Age - 25
Current post Newly qualified, teaching geography and humanities at Hartcliffe school in Bristol
After leaving sixth-form college I took a couple of years out and worked in a shop while I thought about what to do. I saved money and bought a motorbike before deciding to go to university. I completed a degree in geography and environmental management at the University of the West of England, followed by a PGCE.
Teaching was something I thought I'd like to do, so during my degree I volunteered at a local school which made me realise it's quite challenging.
But it didn't put me off. You get the feeling that you want to try to help the children in some way.
My NQT year is going really well. This is a challenging school in a challenging area, but I feel I've settled in well. There's a nice staff community. It is also a good teacher training school, and there's lots of support for NQTs. There are six of us, and we help each other. The NQTs have all been given tutor groups, which is a great way to get to know the kids.
The main challenge has to be pupils' behaviour.

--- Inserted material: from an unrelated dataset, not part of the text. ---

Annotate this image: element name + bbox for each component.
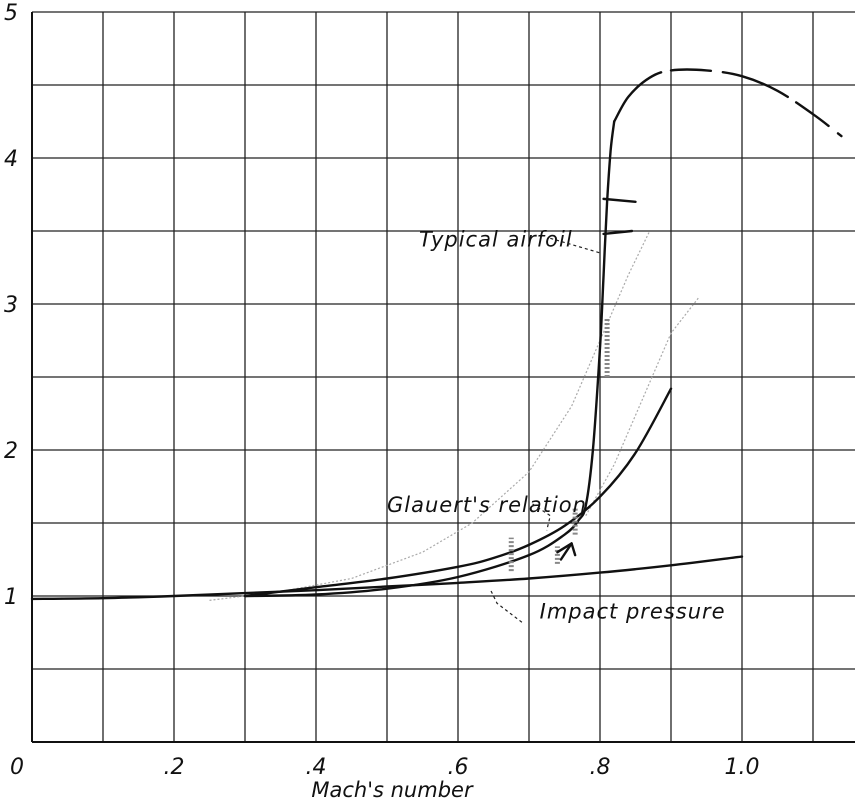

You can know your subject well, but at the end of the day you've got to have them under control so that you can put your subject across.

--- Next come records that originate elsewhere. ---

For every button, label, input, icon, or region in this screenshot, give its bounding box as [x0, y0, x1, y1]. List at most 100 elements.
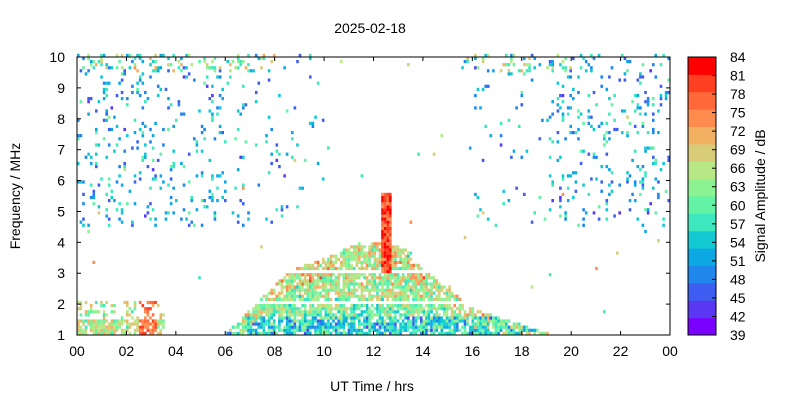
heatmap-cell: [654, 75, 658, 79]
heatmap-cell: [391, 248, 395, 252]
heatmap-cell: [404, 288, 407, 292]
heatmap-cell: [167, 56, 170, 61]
heatmap-cell: [242, 322, 245, 326]
heatmap-cell: [303, 307, 307, 311]
heatmap-cell: [350, 276, 353, 280]
heatmap-cell: [123, 161, 126, 166]
heatmap-cell: [319, 279, 322, 283]
heatmap-cell: [659, 168, 663, 172]
heatmap-cell: [275, 297, 279, 301]
heatmap-cell: [582, 149, 585, 153]
heatmap-cell: [275, 158, 279, 162]
heatmap-cell: [450, 328, 454, 332]
heatmap-cell: [213, 66, 217, 70]
heatmap-cell: [376, 313, 379, 317]
heatmap-cell: [306, 319, 310, 323]
heatmap-cell: [376, 257, 379, 261]
heatmap-cell: [252, 69, 255, 73]
heatmap-cell: [476, 331, 480, 335]
heatmap-cell: [603, 134, 606, 138]
heatmap-cell: [110, 319, 114, 323]
heatmap-cell: [474, 316, 477, 320]
heatmap-cell: [291, 297, 294, 301]
heatmap-cell: [383, 313, 387, 317]
heatmap-cell: [407, 288, 410, 292]
heatmap-cell: [309, 294, 312, 298]
heatmap-cell: [87, 229, 90, 234]
heatmap-cell: [123, 319, 126, 323]
heatmap-cell: [332, 288, 335, 292]
heatmap-cell: [471, 310, 475, 314]
heatmap-cell: [360, 248, 364, 252]
heatmap-cell: [587, 94, 591, 98]
heatmap-cell: [396, 297, 400, 301]
heatmap-cell: [162, 53, 165, 57]
heatmap-cell: [329, 331, 333, 335]
heatmap-cell: [345, 273, 348, 277]
heatmap-cell: [321, 325, 325, 329]
heatmap-cell: [126, 97, 129, 101]
heatmap-cell: [285, 322, 289, 326]
heatmap-cell: [438, 285, 441, 289]
heatmap-cell: [370, 313, 374, 317]
heatmap-cell: [87, 152, 90, 156]
heatmap-cell: [432, 325, 436, 329]
heatmap-cell: [162, 325, 165, 329]
heatmap-cell: [77, 53, 80, 57]
heatmap-cell: [404, 328, 407, 332]
heatmap-cell: [430, 291, 433, 295]
heatmap-cell: [394, 291, 397, 295]
heatmap-cell: [327, 297, 330, 301]
colorbar-segment: [688, 230, 716, 249]
heatmap-cell: [288, 288, 291, 292]
heatmap-cell: [293, 294, 297, 298]
heatmap-cell: [324, 273, 328, 277]
heatmap-cell: [247, 217, 250, 221]
heatmap-cell: [608, 183, 611, 187]
heatmap-cell: [445, 313, 449, 317]
heatmap-cell: [327, 316, 330, 320]
heatmap-cell: [430, 307, 433, 311]
heatmap-cell: [347, 260, 351, 264]
heatmap-cell: [298, 310, 302, 314]
heatmap-cell: [337, 291, 340, 295]
heatmap-cell: [267, 78, 271, 82]
heatmap-cell: [386, 202, 389, 206]
heatmap-cell: [285, 282, 289, 286]
heatmap-cell: [133, 63, 137, 67]
heatmap-cell: [363, 260, 366, 264]
heatmap-cell: [316, 285, 320, 289]
heatmap-cell: [260, 310, 263, 314]
heatmap-cell: [430, 294, 433, 298]
heatmap-cell: [358, 294, 361, 298]
heatmap-cell: [164, 87, 168, 91]
x-tick-label: 14: [415, 343, 431, 359]
heatmap-cell: [144, 155, 147, 159]
heatmap-cell: [105, 319, 108, 323]
heatmap-cell: [151, 168, 155, 172]
heatmap-cell: [316, 325, 320, 329]
heatmap-cell: [242, 186, 245, 190]
heatmap-cell: [200, 149, 204, 153]
heatmap-cell: [370, 328, 374, 332]
heatmap-cell: [283, 174, 286, 178]
heatmap-cell: [350, 282, 353, 286]
heatmap-cell: [474, 56, 477, 61]
heatmap-cell: [577, 115, 580, 119]
heatmap-cell: [355, 307, 359, 311]
heatmap-cell: [365, 285, 369, 289]
heatmap-cell: [525, 325, 529, 329]
heatmap-cell: [296, 282, 299, 286]
heatmap-cell: [283, 294, 286, 298]
heatmap-cell: [213, 69, 217, 73]
heatmap-cell: [507, 328, 511, 332]
heatmap-cell: [572, 56, 575, 61]
heatmap-cell: [412, 276, 415, 280]
heatmap-cell: [316, 81, 320, 85]
heatmap-cell: [512, 325, 516, 329]
heatmap-cell: [381, 248, 384, 252]
heatmap-cell: [389, 257, 392, 261]
heatmap-cell: [306, 297, 310, 301]
heatmap-cell: [435, 313, 438, 317]
heatmap-cell: [590, 66, 593, 70]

That's the main thing you have to try to prepare yourself for. You've got to be able to go into a classroom and be confident and consistent. You've got to have your same standards set over and over again. You have to know what you want, and stick to it.
The schools I was sent to for my teaching practice were also quite challenging so I knew what was expected of me. But it's so different when you're teaching rather than just being part of somebody else's class.
The high points this year have to be when you realise you're getting through to the children, or when you realise that you are valued by them.
You hear little comments in the corridor. Around here, the children like to say "you're safe" - that's a real compliment at our school.
Low points are those days when nothing seems to go right - and it is usually because of behaviour problems. It can really make or break your day.
Sometimes when you have a bad day you really start questioning yourself: is this for me? But you get back into it. And even though the students might not be that great to you in the classroom, they do value you. I think that makes it worthwhile.